At this point you’ve almost certainly seen one of these low-cost portable soldering irons, perhaps best exemplified by the TS100, a pocket-sized temperature controlled iron that can be had for as little as $50 USD from the usual overseas suppliers.
From Roger Cheng on the Hackaday blog:
A web search for “Uncanny Valley” will retrieve a lot of information about that discomfort we feel when an artificial creation is eerily lifelike. The syndrome tells us a lot about both human psychology and design challenges ahead. What about the opposite, when machines are clearly machines? Are we all clear? It turns out the answer is “No” as [Christine Sunu] explained at a Hackaday Los Angeles meetup.

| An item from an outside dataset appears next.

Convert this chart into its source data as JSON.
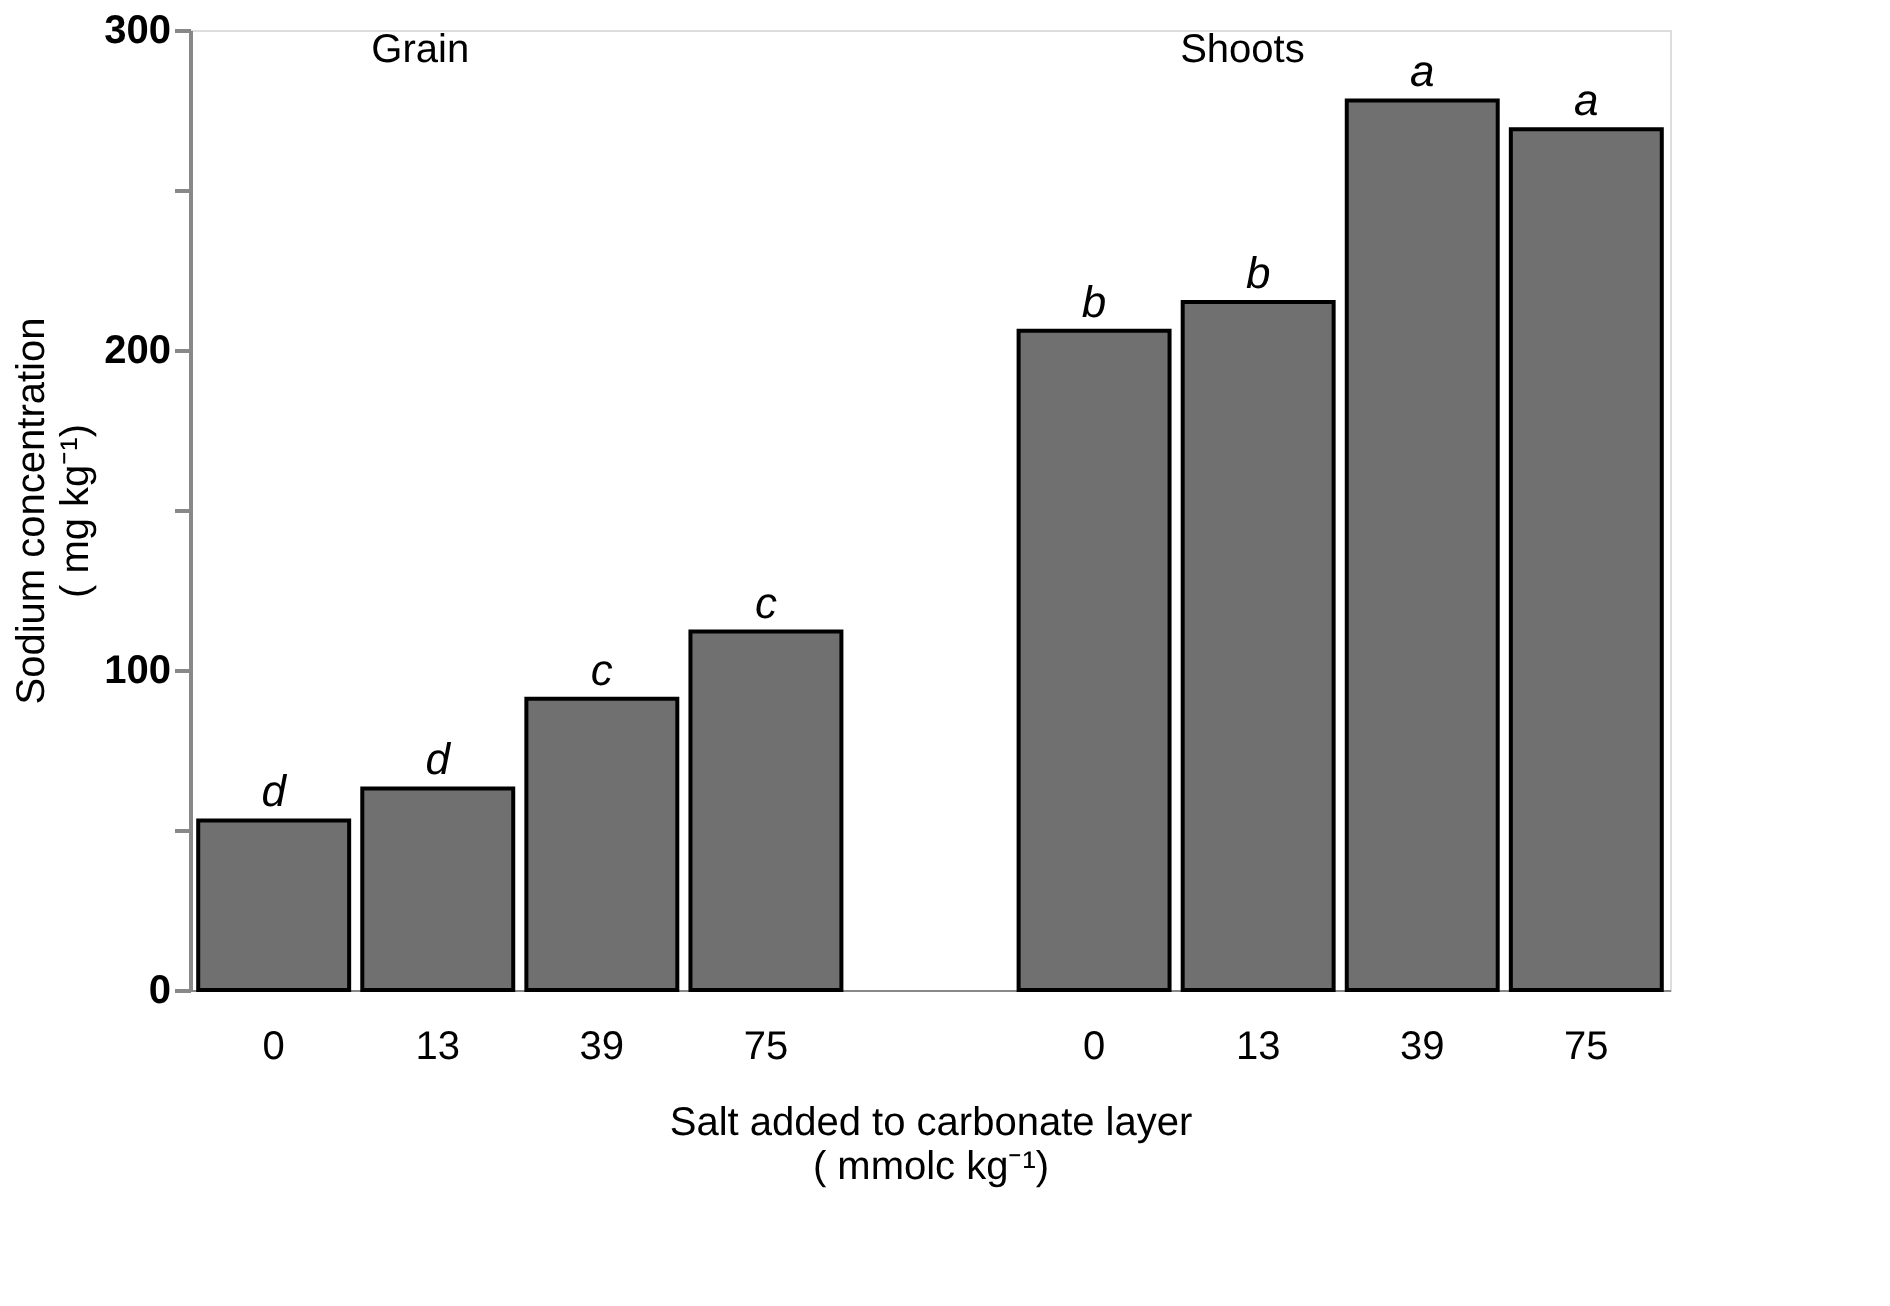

When we build a robot, we know what’s inside the enclosure. But people who don’t know tend to extrapolate too much based only on the simple behavior they could see. As [Christine] says, people “anthropomorphize at the drop of the hat” projecting emotions onto machines and feeling emotions in return. This happens even when machines are deliberately designed to be utilitarian. iRobot was surprised how many Roomba owners gave their robot vacuum names and treated them as family members. A similar eruption of human empathy occurred with Boston Dynamics video footage demonstrating their robot staying upright despite being pushed around.